Куратор подвез с фермы только что облупленного барана, выписанного на ферме в расчете и надежде на то, что он будет отработан. Баран был настолько хорошо упитан, что Замыкин тут же порекомендовал не делить тушу по постоялым дворам, а взять водки и не мешкая отправиться вместе с бараном к речке на шашлык.
Нашлась и проволока под шампуры, и лук, и помидоры, но главное появилось общее дело, которого так не хватало в первые дни занятий.
— А как же техника безопасности? — спросил Артамонов.
— Я же говорил: пить надо уметь, — сказал Замыкин.
— Вы говорили: научиться…
— Ну, это одно и то же.
Тропинка так плавно огибала бронзовые колонны сосен, что на поворотах хотелось накрениться. Бор аккуратно переходил в луговину, а луговина — в пойму с песчаными бляхами.
Причесанные стога не успели потемнеть от дождей и пахли земляникой. Еле вытоптанная ленточка вилась между ними и, как все неприметные на земле тропинки, вывела к самому красивому месту на берегу. Река здесь делала изгиб, и вода, обласкав желтеющие ракиты, долго серебрилась под заходящим солнцем, прежде чем скрыться за поворотом.
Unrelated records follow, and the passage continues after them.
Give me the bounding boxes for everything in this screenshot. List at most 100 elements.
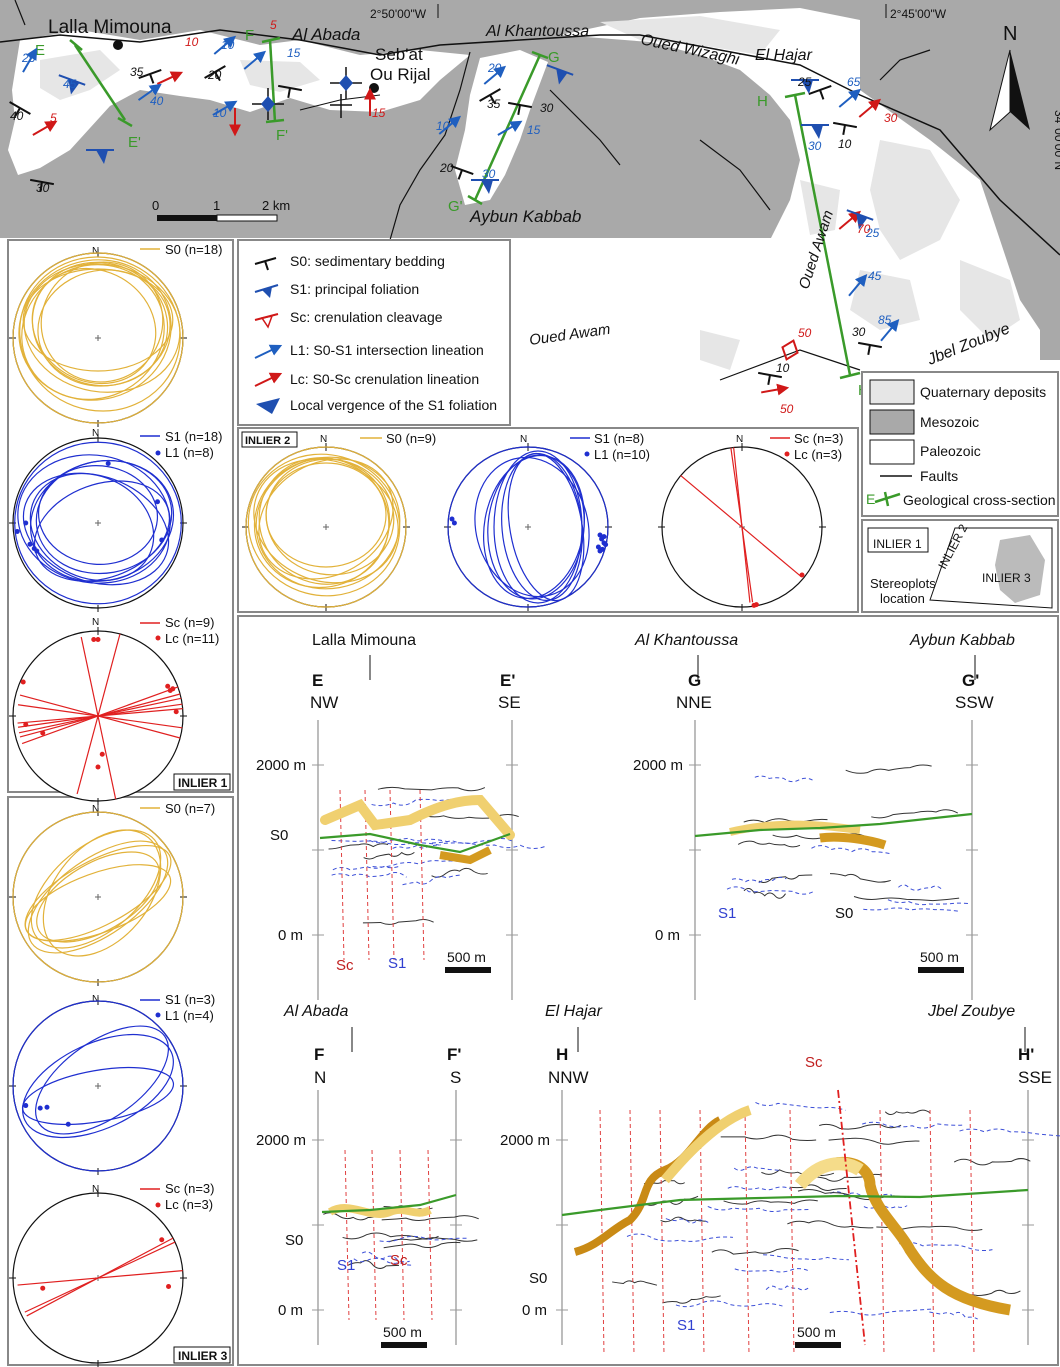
dip-label: 15: [372, 106, 386, 120]
dip-label: 50: [798, 326, 812, 340]
great-circle: [265, 462, 387, 568]
s1-trace: [392, 844, 441, 849]
great-circle: [33, 480, 171, 582]
sections-panel: [237, 615, 1059, 1366]
inlier2-lc-label: Lc (n=3): [794, 447, 842, 462]
dip-label: 5: [50, 111, 57, 125]
structural-symbol: [546, 64, 574, 85]
sc-trace: [371, 1149, 377, 1321]
svg-text:Jbel Zoubye: Jbel Zoubye: [927, 1003, 1015, 1020]
section-label: S1: [337, 1257, 355, 1274]
inlier1-sc-label: Sc (n=9): [165, 615, 215, 630]
place-oued-awam-2: Oued Awam: [528, 321, 611, 349]
svg-text:2 km: 2 km: [262, 198, 290, 213]
legend-item: Local vergence of the S1 foliation: [290, 397, 497, 413]
structural-symbol: [758, 371, 782, 386]
pole-point: [65, 1121, 71, 1127]
svg-text:H: H: [757, 93, 768, 110]
great-circle: [474, 456, 590, 598]
s0-trace: [612, 1280, 658, 1286]
structural-symbol: [213, 35, 237, 55]
section-scale-label: 500 m: [797, 1324, 836, 1340]
great-circle: [80, 636, 117, 800]
pole-point: [159, 537, 165, 543]
structural-symbol: [801, 124, 829, 139]
svg-text:S: S: [450, 1068, 461, 1087]
inlier2-l1-label: L1 (n=10): [594, 447, 650, 462]
svg-text:E: E: [312, 671, 323, 690]
s0-trace: [845, 764, 932, 774]
inlier2-s1-label: S1 (n=8): [594, 431, 644, 446]
place-al-abada: Al Abada: [291, 25, 360, 44]
s0-trace: [789, 1184, 847, 1191]
great-circle: [37, 465, 159, 565]
svg-text:Al Abada: Al Abada: [283, 1003, 348, 1020]
svg-text:N: N: [92, 804, 99, 815]
dip-label: 85: [878, 313, 892, 327]
svg-text:SSW: SSW: [955, 693, 994, 712]
s1-trace: [361, 1251, 410, 1263]
great-circle: [680, 475, 801, 577]
s0-trace: [819, 1123, 902, 1130]
great-circle: [17, 454, 171, 584]
great-circle: [258, 457, 390, 585]
great-circle: [27, 840, 169, 954]
s0-trace: [362, 918, 434, 925]
svg-text:Faults: Faults: [920, 468, 958, 484]
svg-text:INLIER 1: INLIER 1: [873, 537, 922, 551]
inlier1-s0-stereonet: [9, 249, 187, 427]
topography: [561, 1188, 1029, 1217]
structural-symbol: [791, 79, 819, 94]
pole-point: [95, 764, 101, 770]
dip-label: 50: [780, 402, 794, 416]
inlier1-lc-label: Lc (n=11): [165, 631, 219, 646]
svg-text:F': F': [276, 127, 288, 144]
great-circle: [40, 261, 164, 383]
s0-trace: [853, 896, 960, 902]
section-scale-bar: [795, 1342, 841, 1348]
legend-item: Sc: crenulation cleavage: [290, 309, 443, 325]
great-circle: [22, 1033, 174, 1139]
pole-point: [40, 730, 46, 736]
svg-text:N: N: [736, 434, 743, 445]
inlier2-s0-label: S0 (n=9): [386, 431, 436, 446]
structural-symbol: [204, 65, 226, 82]
great-circle: [21, 686, 179, 745]
inlier-1-outcrop: [8, 30, 470, 175]
pole-point: [23, 1103, 29, 1109]
sc-trace: [659, 1109, 665, 1356]
s0-trace: [720, 1134, 817, 1141]
structural-symbol: [846, 209, 874, 230]
svg-text:Stereoplots: Stereoplots: [870, 576, 936, 591]
svg-text:NNE: NNE: [676, 693, 712, 712]
great-circle: [35, 1025, 169, 1135]
great-circle: [14, 441, 182, 605]
svg-text:F: F: [245, 27, 254, 44]
section-label: Sc: [336, 957, 354, 974]
inlier1-s1-label: S1 (n=18): [165, 429, 222, 444]
svg-text:NW: NW: [310, 693, 338, 712]
dip-label: 10: [185, 35, 199, 49]
s0-trace: [381, 1215, 479, 1221]
section-f-f: 2000 m 0 m S0 S1 Sc 500 m: [256, 1090, 479, 1348]
pole-point: [37, 1105, 43, 1111]
sc-trace: [427, 1149, 433, 1321]
inlier3-label: INLIER 3: [178, 1349, 228, 1363]
sc-fault: [837, 1089, 866, 1346]
structural-symbol: [508, 101, 532, 116]
structural-symbol: [22, 47, 38, 73]
coord-lat: 34°00'00"N: [1052, 110, 1060, 170]
svg-text:Quaternary deposits: Quaternary deposits: [920, 384, 1046, 400]
s1-trace: [665, 1218, 709, 1224]
section-h-h: 2000 m 0 m S0 S1 Sc 500 m: [500, 1054, 1060, 1356]
place-sebat: Seb'at: [375, 45, 423, 64]
pole-point: [20, 679, 26, 685]
s0-trace: [418, 812, 519, 819]
s0-fold: [819, 832, 887, 850]
inlier2-sc-label: Sc (n=3): [794, 431, 844, 446]
s0-trace: [758, 874, 813, 883]
place-al-khantoussa: Al Khantoussa: [485, 23, 589, 40]
s1-trace: [733, 1166, 781, 1172]
coord-lon-2: 2°45'00"W: [890, 7, 947, 21]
Первокурсники ликовали. Еще бы! Свободные от всевозможных запретов, предвкушая новые дружбы и знакомства, шашлык, да еще и на природе, они и не могли вести себя иначе. Казалось, вот здесь, среди классических стогов под заходящим солнцем, присутствует сама юность, и молодые люди, ссылаясь на нее, ведут себя непринужденно, словно извиняясь за то, что поначалу осторожничали и переглядывались, высматривали что-то друг в друге. А сейчас все желания показать себя не таким, какой ты есть, пропадали.
— А ну-ка, Бибилов, заделай нам какой-нибудь своей кавказской мастурбы! — сказал куратор, потирая руки.
— Нэ мастурбы, а бастурмы, — не понял юмора Мурат.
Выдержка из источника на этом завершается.